Hair: Blonde, getting darker :(
Favorite foods: "hot dog, mac and cheese" 
Favorite toys: Legos
Favorite stuffed animal: Konr (Conner) his stuffed dog
Favorite animal: "cheetah"
Bedtime: 8 p.m.
Wake-up time: 6:50 or later (not taking naps in Kindergarten days makes him sleep in later) 
Naps: one nap a day for 1-2 hours- maybe 1-2x a week
Favorite person: "Grammy and Papa"
Latest Accomplishment: reading simple books himself- he's so proudLikes: "build puzzles, play Legos, play games (Skipbo, Aggravation), play on the iPad- Lexia and Dreambox"
Dislikes:"cats, shots, bad dreams, basketball"
What he is saying: he is more mature and responsible in his speech and thinking daily (and we are continuing to work on Spanish- 1 month of classes with mommy teaching lately)

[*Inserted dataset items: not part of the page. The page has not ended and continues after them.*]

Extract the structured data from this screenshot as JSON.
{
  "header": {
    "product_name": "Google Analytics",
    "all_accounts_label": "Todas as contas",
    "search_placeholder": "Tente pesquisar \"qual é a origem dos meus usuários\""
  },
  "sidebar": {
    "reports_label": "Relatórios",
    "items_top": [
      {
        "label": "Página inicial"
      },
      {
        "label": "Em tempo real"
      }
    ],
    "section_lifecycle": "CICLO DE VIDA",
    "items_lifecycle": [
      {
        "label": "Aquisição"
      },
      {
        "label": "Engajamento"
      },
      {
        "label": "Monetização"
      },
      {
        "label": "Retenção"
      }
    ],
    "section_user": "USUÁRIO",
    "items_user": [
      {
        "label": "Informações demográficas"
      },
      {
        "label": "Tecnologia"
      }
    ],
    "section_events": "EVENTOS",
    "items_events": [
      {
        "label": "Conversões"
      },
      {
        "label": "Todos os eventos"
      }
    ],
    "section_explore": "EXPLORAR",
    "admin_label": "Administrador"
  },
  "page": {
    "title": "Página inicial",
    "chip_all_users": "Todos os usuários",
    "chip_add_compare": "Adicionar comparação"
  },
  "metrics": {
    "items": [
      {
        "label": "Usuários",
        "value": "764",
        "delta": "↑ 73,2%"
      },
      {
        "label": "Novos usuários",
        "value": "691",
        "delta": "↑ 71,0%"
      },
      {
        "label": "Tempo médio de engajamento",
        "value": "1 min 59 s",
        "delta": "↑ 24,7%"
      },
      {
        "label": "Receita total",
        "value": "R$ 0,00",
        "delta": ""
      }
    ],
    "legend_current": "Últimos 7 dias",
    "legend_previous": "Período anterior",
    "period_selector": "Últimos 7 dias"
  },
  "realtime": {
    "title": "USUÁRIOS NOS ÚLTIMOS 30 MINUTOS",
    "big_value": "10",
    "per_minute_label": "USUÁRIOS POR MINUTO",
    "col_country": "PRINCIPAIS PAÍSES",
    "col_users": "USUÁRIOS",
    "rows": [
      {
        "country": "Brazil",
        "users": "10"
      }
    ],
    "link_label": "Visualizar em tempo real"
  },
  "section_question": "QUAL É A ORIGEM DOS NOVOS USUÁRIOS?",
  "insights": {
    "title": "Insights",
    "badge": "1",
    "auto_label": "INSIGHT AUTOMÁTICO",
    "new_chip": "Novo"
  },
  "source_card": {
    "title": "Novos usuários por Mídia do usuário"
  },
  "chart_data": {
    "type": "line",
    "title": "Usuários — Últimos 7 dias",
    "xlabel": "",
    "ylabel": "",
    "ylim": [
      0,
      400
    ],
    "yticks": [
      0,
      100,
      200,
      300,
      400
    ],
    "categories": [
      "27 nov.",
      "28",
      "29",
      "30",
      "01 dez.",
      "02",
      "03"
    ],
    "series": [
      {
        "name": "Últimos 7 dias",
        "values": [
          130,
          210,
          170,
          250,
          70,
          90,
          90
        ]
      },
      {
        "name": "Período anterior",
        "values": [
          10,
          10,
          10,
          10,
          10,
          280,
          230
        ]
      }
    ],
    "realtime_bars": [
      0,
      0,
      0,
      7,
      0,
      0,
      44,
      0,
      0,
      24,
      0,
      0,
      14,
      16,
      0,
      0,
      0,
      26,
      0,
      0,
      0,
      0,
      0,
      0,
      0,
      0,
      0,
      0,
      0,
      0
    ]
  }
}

What gets said about BJ most often: how well mannered he is, how responsible and kind he is, how much he looks like Daddy
Fears: "nothing" (not sure I believe it)
Health: only allergy left is peanuts, he got glasses this school year due to discovery that he is farsighted in his left eye 
What he wants to be when he grows up: "engineer"

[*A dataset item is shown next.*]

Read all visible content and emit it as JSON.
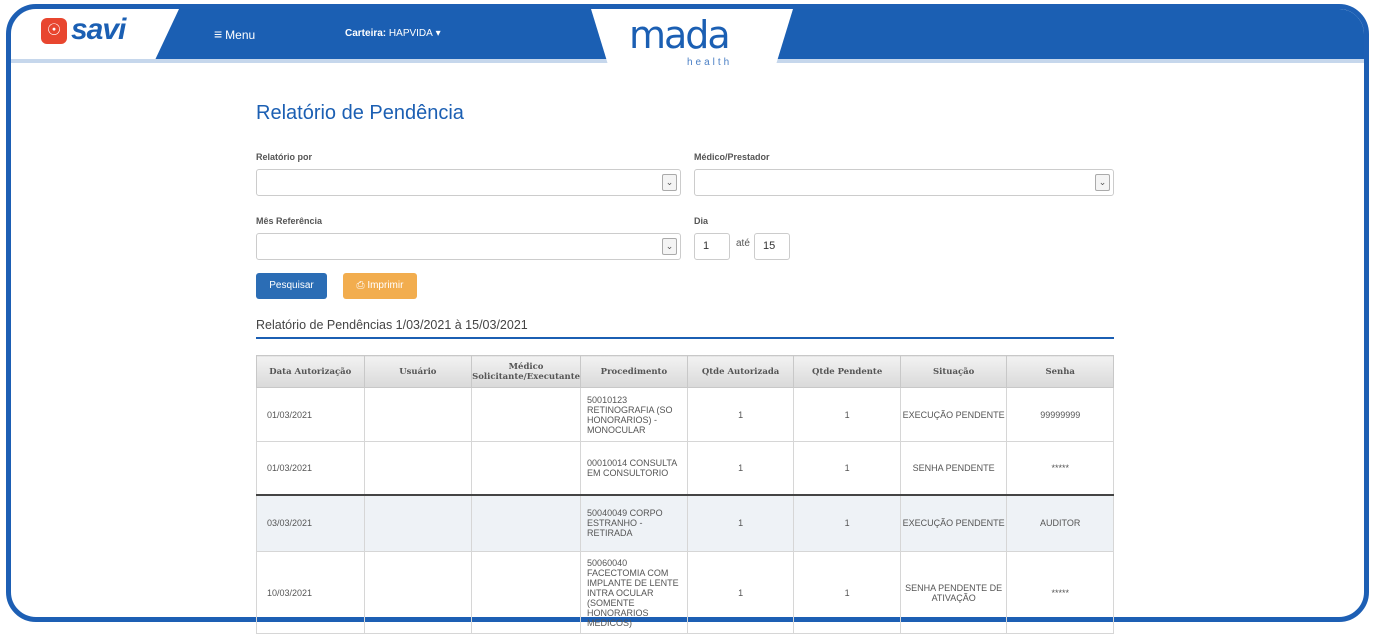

How he's like Daddy:he likes Mommy, has a mischievous grin at times, loves to "drive the car", wants to do EVERYTHING Daddy does, social
How he's like Mommy: his coloring, his hugs, love of cuddling, short fuse for frustration, his kind heart with smaller kids
Funny things he's done lately: he makes me laugh daily, he has an infectious giggle, the other night Anika and BJ wanted to sleep in the same bed at night and they couldn't stop laughing about Daddy's instructions
Sweet things lately;  he and Anika are rapidly becoming such great friends, they play well together, taking turns playing what the other wants to play 2. BJ loves to make notes and books about how much he loves Dady and and I- so sweet

Mother's Day

I haven't written in forever- school is almost out and my last post was the first day of school.  I completely forgot to do a 6 year old BJ post, so that is on my to do list now.  But just a thought.  I love being a mom.  Yes, it is exceedingly hard, with midnight awakenings for illness, scary dreams, and potty breaks, the not being appreciated, the very rare breaks we get, the worry about raising them right, it is so much harder than I ever dreamed.  But the benefits are immeasurable.  The dandelion bouquets, the homemade cards, the early morning snuggles, the maple syrup kisses, the "I love you's".  And I know it may even get harder as they age and aren't as cute as they are right now, and don't forgive as easily, but I love these two little gifts from God excessively.

BJ and Anika,
It is my honor to be your mom, to watch you grow, kiss your owies, and pray over you at night.  I pray that the God who covers over a multitude of sins will redeem my messy imperfect parenting and lead you onto the path He has for you.  I may raise my voice to much (passionately), and may be a little on the crazy side (always), but am forever crazy about you two.  Never doubt that, I am your biggest fan, your hugest supporter, and cannot wait to see what God has in store for the two of you!